Can this proof that $\sqrt{2}$ is irrational be rewritten using only integers?
Most proofs that $\sqrt{2}$ is irrational start with assuming that $2=\dfrac{a^2}{b^2}$ and derive a contradiction.
For a nice collection, see my question here: What is the most unusual proof you know that $\sqrt{2}$ is irrational?
These proofs generally only use properties of the integers.
However the following proof uses the actual $\sqrt{2}$ and thus requires the actual square roots between integers.
So I wondered if this could be modified so it did not require non-integers.
I will write the proof in this more general form:
If $n$ and $k$ are positive integers such that $k^2 < n < (k+1)^2$ then $\sqrt{n}$ is irrational.
Proof:
Suppose $\sqrt{n}=\dfrac{a}{b}$, so $a=b\sqrt{n}$ and $a\sqrt{n}=nb$.
Then
$\begin{array}\\ \sqrt{n} &=\dfrac{a}{b}\\ &=\dfrac{a}{b}\dfrac{\sqrt{n}-k}{\sqrt{n}-k}\\ &=\dfrac{a\sqrt{n}-ka}{b\sqrt{n}-kb}\\ &=\dfrac{nb-ka}{a-kb}\\ \end{array} $
Since $k^2 < n < (k+1)^2$, $k \lt \sqrt{n}=\dfrac{a}{b} \lt k+1 $ so $kb < a < kb+b$ or $0 < a-kb < b $.

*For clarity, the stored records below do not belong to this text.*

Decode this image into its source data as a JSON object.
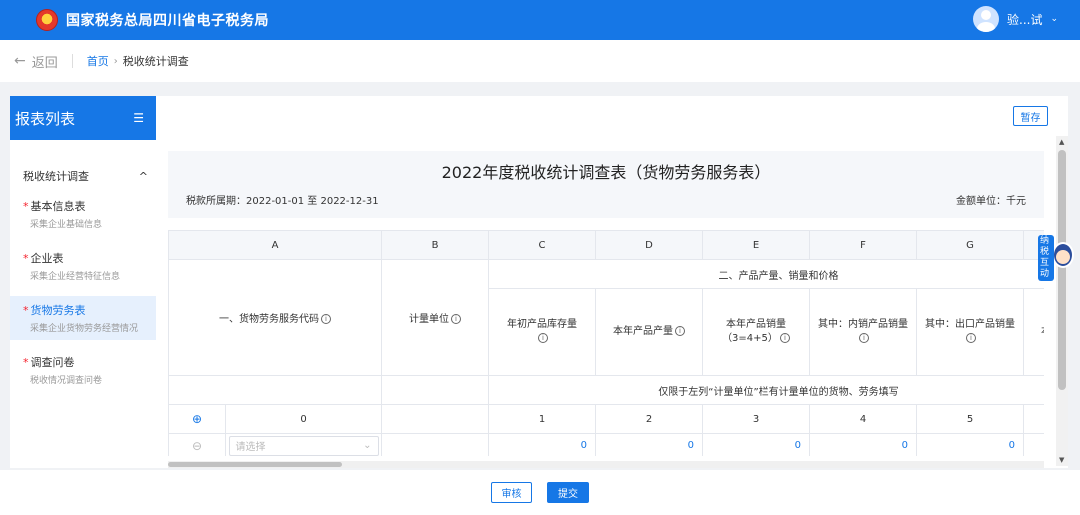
{
  "topbar": {
    "title": "国家税务总局四川省电子税务局",
    "user_name": "验...试",
    "user_chevron": "⌄"
  },
  "breadcrumb": {
    "back": "返回",
    "back_arrow": "←",
    "home": "首页",
    "separator": "›",
    "current": "税收统计调查"
  },
  "sidebar": {
    "title": "报表列表",
    "menu_icon": "☰",
    "group": "税收统计调查",
    "group_chevron": "^",
    "items": [
      {
        "label": "基本信息表",
        "sub": "采集企业基础信息",
        "required": "*"
      },
      {
        "label": "企业表",
        "sub": "采集企业经营特征信息",
        "required": "*"
      },
      {
        "label": "货物劳务表",
        "sub": "采集企业货物劳务经营情况",
        "required": "*"
      },
      {
        "label": "调查问卷",
        "sub": "税收情况调查问卷",
        "required": "*"
      }
    ]
  },
  "main": {
    "save_label": "暂存",
    "form_title": "2022年度税收统计调查表（货物劳务服务表）",
    "period": "税款所属期：2022-01-01 至 2022-12-31",
    "unit": "金额单位：千元"
  },
  "table": {
    "col_letters": [
      "A",
      "B",
      "C",
      "D",
      "E",
      "F",
      "G"
    ],
    "a_header": "一、货物劳务服务代码",
    "b_header": "计量单位",
    "group_header": "二、产品产量、销量和价格",
    "sub_headers": [
      "年初产品库存量",
      "本年产品产量",
      "本年产品销量（3=4+5）",
      "其中：内销产品销量",
      "其中：出口产品销量",
      "本"
    ],
    "note": "仅限于左列“计量单位”栏有计量单位的货物、劳务填写",
    "col_numbers": [
      "0",
      "1",
      "2",
      "3",
      "4",
      "5"
    ],
    "info_glyph": "i",
    "add_glyph": "⊕",
    "remove_glyph": "⊖",
    "select_placeholder": "请选择",
    "select_chevron": "⌄",
    "row_values": [
      "0",
      "0",
      "0",
      "0",
      "0"
    ]
  },
  "mascot": {
    "text": "纳税互动"
  },
  "bottom": {
    "review_label": "审核",
    "submit_label": "提交"
  },
  "colors": {
    "primary": "#1677e6",
    "required": "#f5222d"
  }
}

This new fraction for $\sqrt{n}$ has a smaller denominator than $\dfrac{a}{b}$, and this can be arbitrarily continued.
By infinite descent, this is impossible, so there is a contradiction.
To not use the actual $\sqrt{n}$, it seems to me that we have to start with $n=\dfrac{a^2}{b^2}$ and then derive a contradiction.
I will now try to mimic the proof above and show where it fails.
Again, assume $k^2 < n < (k+1)^2$.
Suppose $n=\dfrac{a^2}{b^2}$, so $a^2=nb^2$ and $na^2=n^2b^2$.
Then
$\begin{array}\\ n &=\dfrac{a^2}{b^2}\\ &=\dfrac{a^2}{b^2}\dfrac{n-k^2}{n-k^2}\\ &=\dfrac{a^2n-k^2a^2}{b^2n-k^2b^2}\\ &=\dfrac{n^2b^2-k^2a^2}{a^2-k^2b^2}\\ \end{array} $
What we want at this point, to apply infinite descent, is that $a^2-k^2b^2 \lt b^2$.
However, all I can get is this:
Since $k^2 < n=\dfrac{a^2}{b^2} < (k+1)^2$, $k^2b^2 < a^2 < (k+1)^2b^2$ so $0 < a^2-k^2b^2 \lt (2k+1)b^2 $ and this is not good enough.
So, can this be done?
Thank you.